The computational simulations presented in this section to test the developed methods are implemented using MATLAB^® R2022a.

7. Conclusions

In the present work, we develop an efficient numerical method for solving five inverse problems for recovering the solution and the right and/or left boundary conditions in a two-layer interface parabolic equation with cylindrical symmetry. We prove the well-posedness of the direct differential problem and construct a second-order in space and first-order in time numerical approach for its solution. Due to the degeneracy of the problem at the left boundary $r=0$, we consider both the Dirichlet and natural boundary conditions. We construct a numerical method based on a decomposition technique for numerically solving the inverse problems. The correctness of the developed approaches is investigated.
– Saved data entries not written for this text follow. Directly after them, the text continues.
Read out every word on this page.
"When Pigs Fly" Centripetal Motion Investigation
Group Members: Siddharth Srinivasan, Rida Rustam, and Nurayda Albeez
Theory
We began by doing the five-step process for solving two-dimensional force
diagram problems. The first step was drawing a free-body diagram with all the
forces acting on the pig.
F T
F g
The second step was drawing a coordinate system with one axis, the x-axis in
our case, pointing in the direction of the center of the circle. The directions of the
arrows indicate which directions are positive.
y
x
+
Numerical experiments show the stability and the order of convergence—second in space and first in time—of the numerical method for solving the direct problem. Since for exact observations, numerical methods for solving inverse problems recover the numerical solution of the direct problem and external boundary conditions exactly, we conclude that the numerical algorithms for solving inverse problems are stable and achieve the same order of accuracy as the numerical method for the direct problem. Simulations with noisy observations illustrate that the recovered solution and external boundary conditions are of good accuracy.

Although in this study we consider continuous functions $g_0\left(t\right)$ and $g_L\left(t\right)$, the constructed numerical methods can be easily extended to a wide class of functions, for example, $L_2$. In future work, we plan to extend our investigation to inverse spherical geometry problems.